When we stopped to gas up, that gnarly knob at the top of James' neck started working. "You know where I would take this thing, if it weren't such a hassle?" he asked. "Graceland."

"We're going through Tupelo, right?" I replied. "What about Elvis' birthplace?"

The King and Us

Across from the shotgun shack where the King of Rock 'n' Roll came into this world, the red brick St. Mark United Methodist Church's marquee reads: "Worship the real King and see Elvis in Heaven."
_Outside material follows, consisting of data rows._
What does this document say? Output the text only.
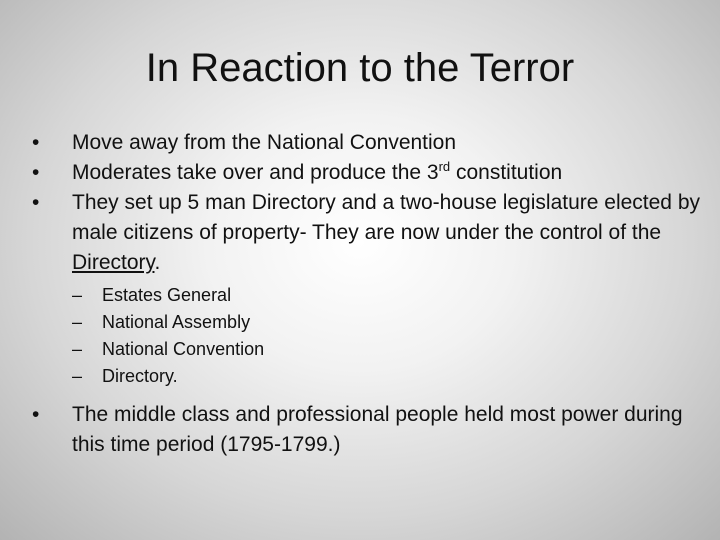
In Reaction to the Terror
• Move away from the National Convention
• Moderates take over and produce the 3rd constitution
• They set up 5 man Directory and a two-house legislature elected by male citizens of property- They are now under the control of the Directory.
– Estates General
– National Assembly
– National Convention
– Directory.
• The middle class and professional people held most power during this time period (1795-1799.)
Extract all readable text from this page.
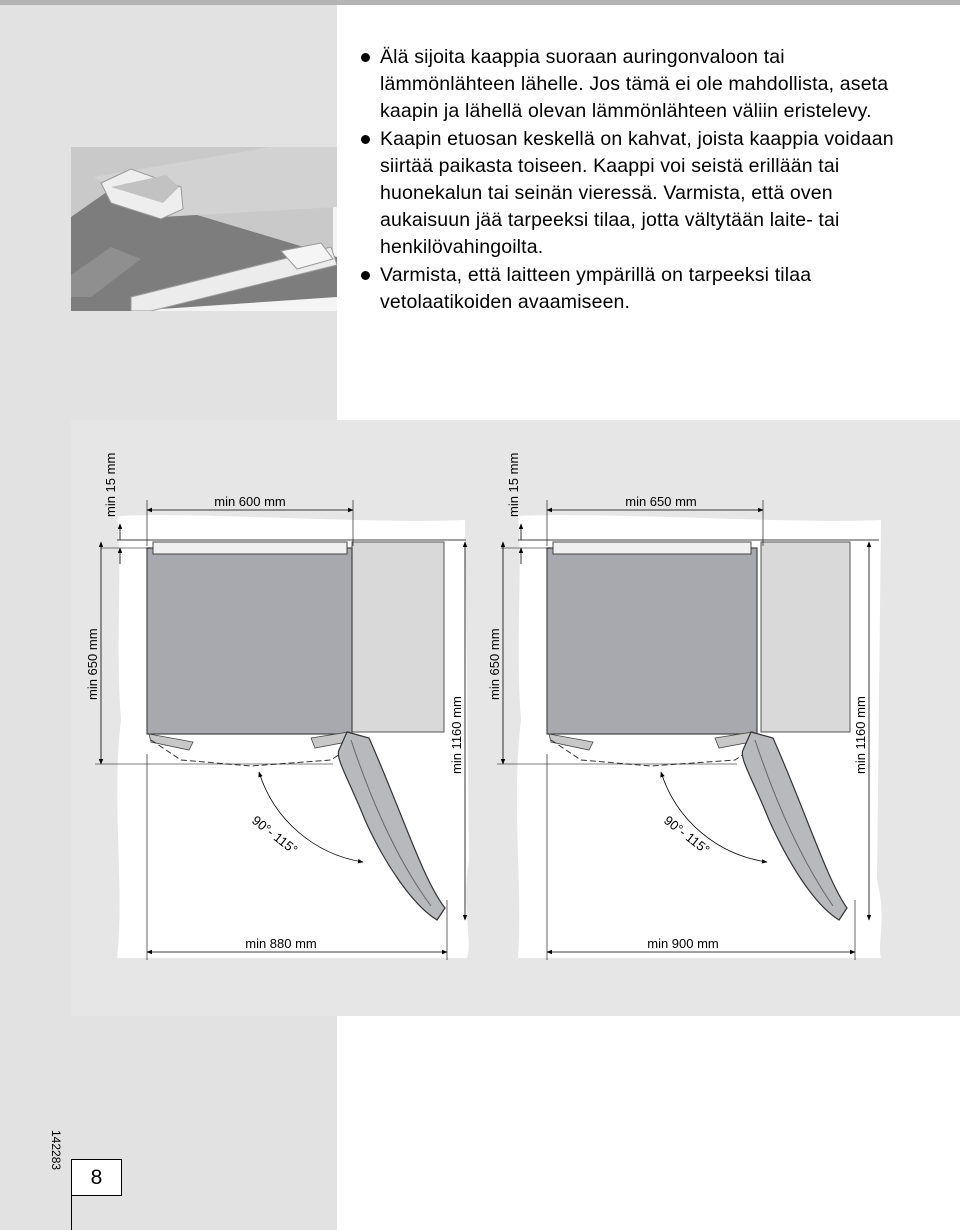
Älä sijoita kaappia suoraan auringonvaloon tai lämmönlähteen lähelle. Jos tämä ei ole mahdollista, aseta kaapin ja lähellä olevan lämmönlähteen väliin eristelevy.
Kaapin etuosan keskellä on kahvat, joista kaappia voidaan siirtää paikasta toiseen. Kaappi voi seistä erillään tai huonekalun tai seinän vieressä. Varmista, että oven aukaisuun jää tarpeeksi tilaa, jotta vältytään laite- tai henkilövahingoilta.
Varmista, että laitteen ympärillä on tarpeeksi tilaa vetolaatikoiden avaamiseen.
min 600 mm
min 15 mm
min 650 mm
min 1160 mm
90°- 115°
min 880 mm
min 650 mm
min 15 mm
min 650 mm
min 1160 mm
90°- 115°
min 900 mm
142283
8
We parked James' rig and the boat across seven spaces in the church's little lot and unpacked the trophy. As James cradled it mere feet from where little Elvis played in the dirt, a man and two women approached.

"What trophy is that?" one of the women asked.

"Bassmaster Classic trophy," James said. We didn't want to dawdle, so we shuffled over to a statute of Elvis as a boy, holding a guitar, in the pavilion outside the museum. "Me and baby Elvis," James said. "Come on. This thing is heavy."

As I snapped photos, one of the women asked if she could get a photo with James and the trophy. That sent James into the most convoluted explanation I've ever seen him offer, about how we were just babysitting the trophy on the way to Little Rock and that we'd been showing it around the Deep South along the way.

They wound up not taking the photo with James.

It was about time to go, we figured. But as James packed the trophy into the back of his vehicle, an older man called from across the street: "VanDam didn't get you, huh?"

We'd been recognized. Sort of.

"Not this time," James replied cheerfully.

"He said he was catchin' 'em," the man said. "You from Mississippi?"

"Arkansas," James said.

"What's your name?" the man asked.

James whispered from the back of the SUV: "What's my name?"

I offered him the only thing that made any sense: "Alton Jones?"

Home, at last

The rest of the drive to Little Rock was uneventful, unless you count a pit stop at a roadside Dairy Queen to be an event, and after 11 hours of driving, we certainly did. The trophy went home with James — check out the photo gallery for that full story — and then, on Wednesday, it went into Alton Jones' arms. James was the one to hand it to him at the TV studio, as Boyd Duckett had on stage at the Bi-Lo Center on Sunday. (It'll next make an appearance on the Classic highlight show at 9 a.m. ET Saturday on ESPN2.)

It was an emotional moment for all involved, not least the trophy. It may be consigned to a mantle at the Jones home for the rest of time. But it'll always have Tupelo.